Le gouvernement a officiellement annoncé le report de la réforme des retraites, renvoyant à l’exécutif issu des prochaines élections la charge de trancher ce dossier sensible. Cette décision, intervenue après plusieurs mois de dialogues et de concertations avec les partenaires sociaux, traduit la complexité d’un chantier parmi les plus clivants du paysage social et budgétaire national.
Intervenant lors d’une séance de questions orales à la Chambre des conseillers, la ministre de l’Économie et des Finances, Nadia Fettah, a clairement indiqué que «l’actuel gouvernement ne saurait arrêter une position définitive avant la fin de la législature», relaie Al Akhbar de ce week end (20 et 21 juin). Elle a précisé que la commission technique dédiée à la refonte des systèmes de retraite avait tenu, lundi dernier, sa dernière réunion dans le cadre des consultations toujours en cours avec les syndicats.

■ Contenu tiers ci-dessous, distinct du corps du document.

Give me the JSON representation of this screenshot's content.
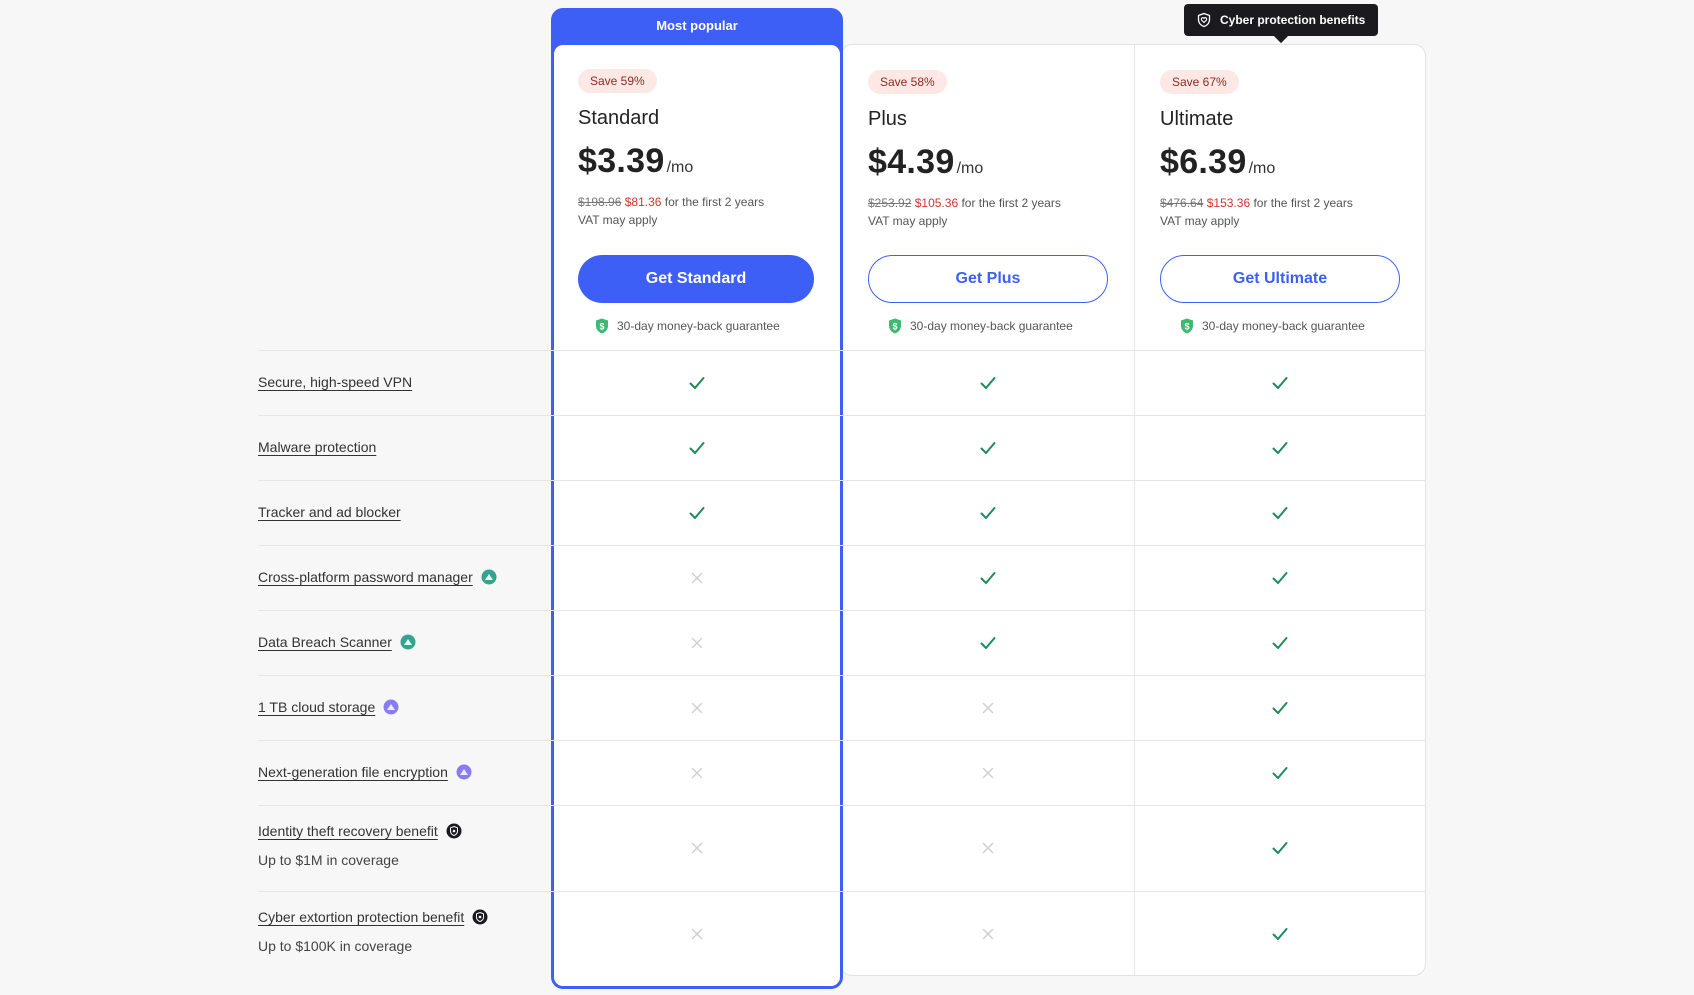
{
  "featured_label": "Most popular",
  "tooltip": {
    "label": "Cyber protection benefits",
    "icon": "shield-heart-icon"
  },
  "colors": {
    "accent": "#3e5ff6",
    "check": "#1f8a5b",
    "cross": "#cfcfd4",
    "sale": "#d1342b"
  },
  "plans": [
    {
      "save": "Save 59%",
      "name": "Standard",
      "price": "$3.39",
      "per": "/mo",
      "old_price": "$198.96",
      "new_price": "$81.36",
      "term": " for the first 2 years",
      "vat": "VAT may apply",
      "cta": "Get Standard",
      "guarantee": "30-day money-back guarantee"
    },
    {
      "save": "Save 58%",
      "name": "Plus",
      "price": "$4.39",
      "per": "/mo",
      "old_price": "$253.92",
      "new_price": "$105.36",
      "term": " for the first 2 years",
      "vat": "VAT may apply",
      "cta": "Get Plus",
      "guarantee": "30-day money-back guarantee"
    },
    {
      "save": "Save 67%",
      "name": "Ultimate",
      "price": "$6.39",
      "per": "/mo",
      "old_price": "$476.64",
      "new_price": "$153.36",
      "term": " for the first 2 years",
      "vat": "VAT may apply",
      "cta": "Get Ultimate",
      "guarantee": "30-day money-back guarantee"
    }
  ],
  "features": [
    {
      "label": "Secure, high-speed VPN",
      "sub": "",
      "icon": "",
      "included": [
        true,
        true,
        true
      ]
    },
    {
      "label": "Malware protection",
      "sub": "",
      "icon": "",
      "included": [
        true,
        true,
        true
      ]
    },
    {
      "label": "Tracker and ad blocker",
      "sub": "",
      "icon": "",
      "included": [
        true,
        true,
        true
      ]
    },
    {
      "label": "Cross-platform password manager",
      "sub": "",
      "icon": "password-manager-icon",
      "included": [
        false,
        true,
        true
      ]
    },
    {
      "label": "Data Breach Scanner",
      "sub": "",
      "icon": "password-manager-icon",
      "included": [
        false,
        true,
        true
      ]
    },
    {
      "label": "1 TB cloud storage",
      "sub": "",
      "icon": "cloud-storage-icon",
      "included": [
        false,
        false,
        true
      ]
    },
    {
      "label": "Next-generation file encryption",
      "sub": "",
      "icon": "cloud-storage-icon",
      "included": [
        false,
        false,
        true
      ]
    },
    {
      "label": "Identity theft recovery benefit",
      "sub": "Up to $1M in coverage",
      "icon": "cyber-shield-icon",
      "included": [
        false,
        false,
        true
      ]
    },
    {
      "label": "Cyber extortion protection benefit",
      "sub": "Up to $100K in coverage",
      "icon": "cyber-shield-icon",
      "included": [
        false,
        false,
        true
      ]
    }
  ]
}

La ministre a attribué la lenteur des avancées à «la sensibilité du sujet et à la multiplicité de ses ramifications sociales, économiques et financières, sans oublier une nette divergence de vues entre les parties prenantes». Elle a insisté sur le fait qu’une telle réforme ne saurait se réduire à une décision purement technique ou gouvernementale: «Il s’agit d’une question de société, exigeant un large consensus entre l’ensemble des acteurs concernés».
Cette annonce intervient dans un climat marqué par l’accumulation d’alertes sur la soutenabilité financière de plusieurs caisses de retraite. Des rapports officiels, publiés par le passé par des instances de contrôle et des experts indépendants, ont déjà mis en garde contre les déséquilibres démographiques et financiers de ces systèmes, aggravés par le nombre croissant de pensionnés par rapport aux cotisants actifs.
Tout au long des débats, les organisations syndicales n’ont cessé d’exprimer leurs craintes face à d’éventuelles mesures impopulaires – relèvement de l’âge de départ, augmentation des prélèvements et révision des modalités de calcul des pensions. Ils réclament que toute réforme préserve les droits acquis des salariés comme des retraités, tout en tenant compte des situations fragiles des classes moyennes et modestes, écrit Al Akhbar.
À l’inverse, des spécialistes des finances publiques jugent que chaque report alourdit le coût futur de la réforme et réduit la marge de manœuvre des décideurs, surtout si les déficits constatés dans certains régimes venaient à se creuser. Il est d’ores et déjà acquis que le dossier des retraites figurera parmi les principaux enjeux du prochain gouvernement, tant il engage à la fois l’équilibre des comptes publics et la cohésion sociale du pays.